Les fillettes ont expliqué à IRIN, sous couvert de l’anonymat, qu’elles n’étaient en aucun cas les seules à pratiquer l’orpaillage dans ce district. « Ce sont les filles qui le font parce qu’en général, les garçons doivent s’occuper du “zébu” », ont-elles dit.
Il s’agit d’un travail extrêmement physique : les orpailleurs doivent battre les rives du cours d’eau à coups de pelles et de barres de fer, puis entasser de la terre et des pierres sur leurs plateaux de bois, qu’ils doivent ensuite emmener au ruisseau, non loin de là, pour les laver.

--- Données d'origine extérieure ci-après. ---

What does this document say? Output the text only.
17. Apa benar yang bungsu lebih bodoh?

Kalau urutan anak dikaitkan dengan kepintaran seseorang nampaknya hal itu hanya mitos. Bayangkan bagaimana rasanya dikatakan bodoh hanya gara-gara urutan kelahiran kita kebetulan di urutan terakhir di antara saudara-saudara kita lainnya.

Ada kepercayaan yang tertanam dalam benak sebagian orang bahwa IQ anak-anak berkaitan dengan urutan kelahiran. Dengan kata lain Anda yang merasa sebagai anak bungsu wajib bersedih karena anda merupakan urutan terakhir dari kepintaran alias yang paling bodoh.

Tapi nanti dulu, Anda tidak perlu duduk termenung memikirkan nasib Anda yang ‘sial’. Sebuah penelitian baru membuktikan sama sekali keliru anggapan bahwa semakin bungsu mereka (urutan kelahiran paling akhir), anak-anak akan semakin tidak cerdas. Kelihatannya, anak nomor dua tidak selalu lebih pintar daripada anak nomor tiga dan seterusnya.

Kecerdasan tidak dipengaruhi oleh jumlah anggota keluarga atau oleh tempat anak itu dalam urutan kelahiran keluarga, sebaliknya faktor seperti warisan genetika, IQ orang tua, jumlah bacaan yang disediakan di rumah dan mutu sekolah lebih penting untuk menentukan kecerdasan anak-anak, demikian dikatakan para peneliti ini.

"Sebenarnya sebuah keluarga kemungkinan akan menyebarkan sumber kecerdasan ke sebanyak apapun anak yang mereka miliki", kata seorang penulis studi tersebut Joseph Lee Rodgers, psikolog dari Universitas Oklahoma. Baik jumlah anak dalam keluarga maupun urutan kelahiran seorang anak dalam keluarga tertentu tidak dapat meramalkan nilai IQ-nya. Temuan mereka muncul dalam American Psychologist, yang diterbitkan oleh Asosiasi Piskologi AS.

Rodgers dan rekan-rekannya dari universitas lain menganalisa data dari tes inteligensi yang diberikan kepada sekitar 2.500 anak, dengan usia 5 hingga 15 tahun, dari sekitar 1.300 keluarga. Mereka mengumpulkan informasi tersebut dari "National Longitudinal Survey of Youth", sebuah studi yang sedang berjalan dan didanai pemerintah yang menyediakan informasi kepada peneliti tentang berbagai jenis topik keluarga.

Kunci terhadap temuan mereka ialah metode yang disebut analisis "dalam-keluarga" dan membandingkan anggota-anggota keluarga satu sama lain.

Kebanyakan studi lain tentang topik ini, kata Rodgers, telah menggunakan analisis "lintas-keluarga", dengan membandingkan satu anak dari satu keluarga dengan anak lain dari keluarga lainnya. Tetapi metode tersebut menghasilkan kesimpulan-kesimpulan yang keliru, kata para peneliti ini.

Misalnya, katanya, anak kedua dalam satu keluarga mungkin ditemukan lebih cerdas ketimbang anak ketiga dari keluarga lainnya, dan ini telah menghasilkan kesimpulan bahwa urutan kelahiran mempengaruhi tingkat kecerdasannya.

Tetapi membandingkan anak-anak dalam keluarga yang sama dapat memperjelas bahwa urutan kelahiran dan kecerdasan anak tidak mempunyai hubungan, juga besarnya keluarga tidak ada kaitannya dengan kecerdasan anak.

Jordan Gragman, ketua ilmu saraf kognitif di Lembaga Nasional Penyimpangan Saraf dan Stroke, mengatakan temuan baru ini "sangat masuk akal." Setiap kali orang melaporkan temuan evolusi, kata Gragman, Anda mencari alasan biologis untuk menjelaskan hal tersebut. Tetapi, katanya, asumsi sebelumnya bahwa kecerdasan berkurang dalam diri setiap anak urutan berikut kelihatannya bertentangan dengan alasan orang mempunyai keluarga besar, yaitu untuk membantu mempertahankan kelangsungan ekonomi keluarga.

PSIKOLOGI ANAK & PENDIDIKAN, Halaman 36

Le correspondant d’IRIN a accompagné ces fillettes pendant deux heures ; dans ce laps de temps, elles ont probablement soulevé deux cents kilos de boue chacune, sans jamais faire de pause. Elles passent environ six heures par jour à chercher de l’or, sans compter le temps de trajet, ce qui représente une journée de travail de plus de 10 heures. Ce jour-là, elles n’avaient pas emmené de quoi manger.

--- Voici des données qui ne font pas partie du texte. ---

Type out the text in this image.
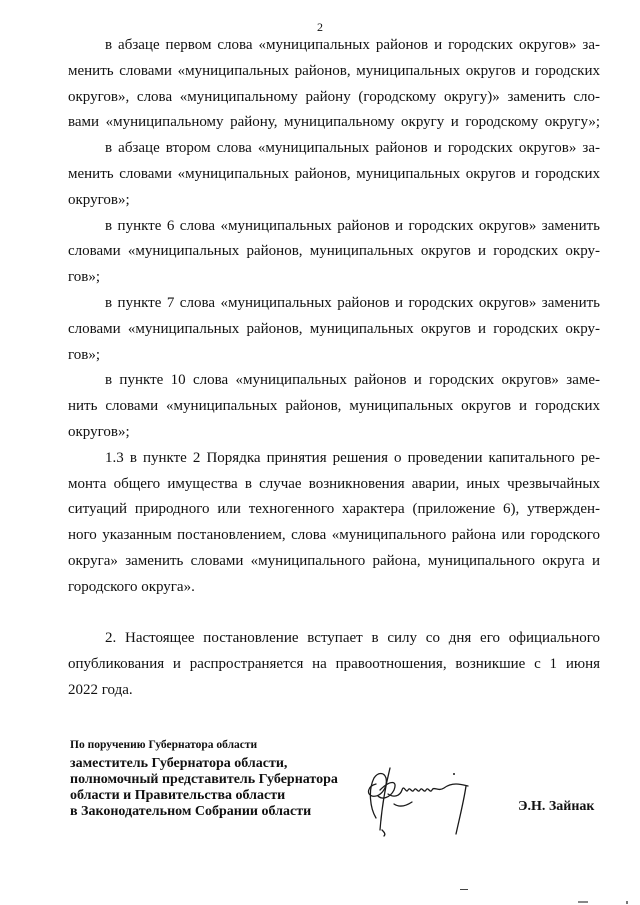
2
в абзаце первом слова «муниципальных районов и городских округов» за-
менить словами «муниципальных районов, муниципальных округов и городских
округов», слова «муниципальному району (городскому округу)» заменить сло-
вами «муниципальному району, муниципальному округу и городскому округу»;
в абзаце втором слова «муниципальных районов и городских округов» за-
менить словами «муниципальных районов, муниципальных округов и городских
округов»;
в пункте 6 слова «муниципальных районов и городских округов» заменить
словами «муниципальных районов, муниципальных округов и городских окру-
гов»;
в пункте 7 слова «муниципальных районов и городских округов» заменить
словами «муниципальных районов, муниципальных округов и городских окру-
гов»;
в пункте 10 слова «муниципальных районов и городских округов» заме-
нить словами «муниципальных районов, муниципальных округов и городских
округов»;
1.3 в пункте 2 Порядка принятия решения о проведении капитального ре-
монта общего имущества в случае возникновения аварии, иных чрезвычайных
ситуаций природного или техногенного характера (приложение 6), утвержден-
ного указанным постановлением, слова «муниципального района или городского
округа» заменить словами «муниципального района, муниципального округа и
городского округа».
2. Настоящее постановление вступает в силу со дня его официального
опубликования и распространяется на правоотношения, возникшие с 1 июня
2022 года.
По поручению Губернатора области
заместитель Губернатора области,
полномочный представитель Губернатора
области и Правительства области
в Законодательном Собрании области	Э.Н. Зайнак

Les permis d'exploitation minière
En vertu du code d’exploitation minière malgache, les orpailleurs doivent se voir délivrer un permis annuel moyennant une poignée de dollars ; le permis coûte environ 50 dollars pour les vendeurs d’or, qui rachètent leur production. Ces impôts sont théoriquement prélevés par les autorités des districts pour leur permettre d’améliorer les services locaux, mais les fillettes interrogées par IRIN ont déclaré n’avoir jamais versé un centime.
Selon les statistiques publiées sur le site Internet de Zamarat Mining, société parisienne d’exploration minière qui opère à Madagascar par le biais de sa filiale Zamarat Mining Madagascar, le pays compterait environ 150 000 orpailleurs, qui produisent entre trois et quatre tonnes d’or par an ; la société reconnaît néanmoins que « la contrebande d’or est un problème majeur ».
Madagascar est classé 135e sur 169 pays à l’indice de développement humain publié par le Programme des Nations Unies pour le développement (PNUD) ; selon cet indice, près de 70 pour cent des 20 millions d’habitants que compte le pays vivent avec 1,25 dollar ou moins par jour.
Ces dernières années, au cours de leur semaine de travail la plus faste, les fillettes ont gagné environ 14 dollars chacune en travaillant six jours sur sept, soit plus du double de ce qu’elles auraient pu gagner en effectuant d’autres tâches ingrates, notamment en lavant du linge.
Les fillettes s’adonnent à cette tâche avec la bénédiction de leurs parents, disent-elles, et l’argent qu’elles empochent leur sert à acheter des habits et de la nourriture.
Les orpailleurs continuent de s’enthousiasmer à la vue d’une paillette d’or de la taille d’une moitié de grain de riz. L’or est vendu dans des commerces généraux, à Ankavandra, à 70 000 ariarys (36,50 dollars) le gramme ; le poids minimum accepté à l’achat est d’un dixième de gramme.